Fleetwood’s work is still useful, in a roundabout way. He was the first scholar to draw attention to (and translate) the Welsh Life of St Beuno; and his is still the only printed edition of a medieval English vernacular verse Life of St Winifred which contains a number of interesting variants on the usually-received biography. But in view of his own stated aims, Fleetwood’s pamphlet was a complete failure. Anglican divine and friend of Queen Anne though he was, his work served only to bring Fr Metcalf’s Life (and incidentally the miraculous reputation of a holy well which Metcalf himself had omitted to mention) to a wider audience, and the pilgrimages to Holywell continued unabated [3].   Subsequent biographers followed Metcalf (rather than Falconer – or Fleetwood!), and if they mentioned Diheufyr/Deifer at all, they omitted all mention of his holy well. Then, in 1877, the Bollandist Charles de Smedt, S.J., wrote his account of St Winifred for the Acta Sanctorum (to date, still the only major scholarly study of the saint’s life and cultus), in which he published a critical edition of the Vita secunda, quoted above [4].   In the following year, the then parish priest of Holywell, the Jesuit Thomas Swift, published a resumé of Père de Smedt’s study. This included an almost complete translation of Robert of Shrewsbury (Swift himself describes it as being ‘given in full’ – p. vi – but in fact a few passages are actually epitomes). Fr Swift’s translation of the relevant passage runs:

‘It is related of him that, filled with the grace of supernatural power and virtue, he made a fountain of water spring up out of the ground, and, extending his hand over it in blessing, prayed God that any sick man who bathed in that stream might return home cured and in health, and the efficacy of his prayer was proved by great numbers of people who in this way obtained restoration to health.'(Swift 1888, p.39).

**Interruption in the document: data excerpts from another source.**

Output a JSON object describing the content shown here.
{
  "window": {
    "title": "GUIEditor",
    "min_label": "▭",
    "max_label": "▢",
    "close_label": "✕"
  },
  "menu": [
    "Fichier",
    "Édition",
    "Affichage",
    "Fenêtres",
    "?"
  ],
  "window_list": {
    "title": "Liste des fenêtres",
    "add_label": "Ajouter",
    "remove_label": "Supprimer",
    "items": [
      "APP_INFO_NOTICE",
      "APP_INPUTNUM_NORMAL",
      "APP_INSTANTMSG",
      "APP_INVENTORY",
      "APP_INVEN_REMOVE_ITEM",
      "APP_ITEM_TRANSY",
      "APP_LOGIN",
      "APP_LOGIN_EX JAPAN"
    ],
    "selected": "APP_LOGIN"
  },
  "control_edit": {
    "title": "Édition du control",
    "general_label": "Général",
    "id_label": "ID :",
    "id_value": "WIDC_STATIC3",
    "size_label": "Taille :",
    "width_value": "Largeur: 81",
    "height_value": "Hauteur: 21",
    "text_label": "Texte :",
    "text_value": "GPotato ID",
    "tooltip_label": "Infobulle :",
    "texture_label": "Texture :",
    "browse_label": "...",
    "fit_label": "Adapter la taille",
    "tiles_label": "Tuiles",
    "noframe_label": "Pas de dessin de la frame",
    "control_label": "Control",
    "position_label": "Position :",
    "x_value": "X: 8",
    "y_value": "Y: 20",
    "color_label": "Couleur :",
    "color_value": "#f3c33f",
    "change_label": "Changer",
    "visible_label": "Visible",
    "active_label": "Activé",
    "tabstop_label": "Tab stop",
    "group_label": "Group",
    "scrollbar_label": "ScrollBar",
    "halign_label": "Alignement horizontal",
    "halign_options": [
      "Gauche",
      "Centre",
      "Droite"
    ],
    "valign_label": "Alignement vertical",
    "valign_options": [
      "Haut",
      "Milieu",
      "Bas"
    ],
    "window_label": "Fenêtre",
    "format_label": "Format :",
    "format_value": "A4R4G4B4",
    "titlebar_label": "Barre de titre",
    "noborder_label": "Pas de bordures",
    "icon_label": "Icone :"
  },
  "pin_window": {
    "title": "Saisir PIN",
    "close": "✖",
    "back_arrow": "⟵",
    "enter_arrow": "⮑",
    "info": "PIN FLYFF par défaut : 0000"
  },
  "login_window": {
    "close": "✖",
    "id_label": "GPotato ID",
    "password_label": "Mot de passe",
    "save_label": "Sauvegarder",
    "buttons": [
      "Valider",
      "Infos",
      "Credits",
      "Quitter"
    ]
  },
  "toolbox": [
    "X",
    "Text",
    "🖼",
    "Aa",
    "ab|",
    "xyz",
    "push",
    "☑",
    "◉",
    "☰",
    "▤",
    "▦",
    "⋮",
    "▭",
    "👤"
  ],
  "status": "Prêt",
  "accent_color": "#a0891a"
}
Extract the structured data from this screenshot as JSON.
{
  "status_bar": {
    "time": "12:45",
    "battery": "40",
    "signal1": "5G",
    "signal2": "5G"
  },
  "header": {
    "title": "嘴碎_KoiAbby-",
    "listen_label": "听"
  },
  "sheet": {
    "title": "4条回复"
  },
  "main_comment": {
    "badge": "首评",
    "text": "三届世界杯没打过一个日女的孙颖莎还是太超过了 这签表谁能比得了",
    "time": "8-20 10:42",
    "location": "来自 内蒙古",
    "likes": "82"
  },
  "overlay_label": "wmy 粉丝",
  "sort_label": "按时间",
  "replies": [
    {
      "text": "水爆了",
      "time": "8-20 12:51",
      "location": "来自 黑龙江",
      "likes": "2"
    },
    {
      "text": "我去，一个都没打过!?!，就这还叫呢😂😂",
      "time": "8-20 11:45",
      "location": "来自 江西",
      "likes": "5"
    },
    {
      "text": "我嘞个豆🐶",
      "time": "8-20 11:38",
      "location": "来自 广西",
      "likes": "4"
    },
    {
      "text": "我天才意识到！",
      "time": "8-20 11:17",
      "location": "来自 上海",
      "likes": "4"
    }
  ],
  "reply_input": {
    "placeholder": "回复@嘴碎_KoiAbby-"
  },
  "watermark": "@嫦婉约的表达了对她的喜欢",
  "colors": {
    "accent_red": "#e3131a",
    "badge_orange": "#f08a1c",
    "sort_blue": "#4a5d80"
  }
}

In view of Bishop Fleetwood’s strictures, it is worthwhile noticing that Winifred, Diheufyr, and the rest may safely by accepted as historical; though as Professor Bartrum’s detailed researches into the early Welsh genealogies have revealed, Winifred and Diheufyr could never have met – he was apparently born at the beginning of the sixth century, while St Winifred’s floruit was some 100 years afterwards. It appears that the traditionary route taken by Winifred from Holywell to Gwytherin, as this is preserved for us in the Vita secunda, included a visit to Bodfari, leading eventually to a conflation of the fragmentary local traditions of Diheufyr with the much more detailed Winifred tradition – a conflation which is unlikely to have been made by the English, non-Welsh-speaking, Robert, and so telling us that the conjoining of the traditions, and, thus, the detailed outline of Winifred’s journey, are older than the twelfth century. This mistake is a fortunate one, for it is certain that otherwise the legends of St Diheufyr recorded by Robert would not have survived – outside Robert’s Vita no tradition relating to him is so much as hinted at in the surviving evidence, beyond the details of his genealogy, and the facts of his patronage of the church and well at Bodfari.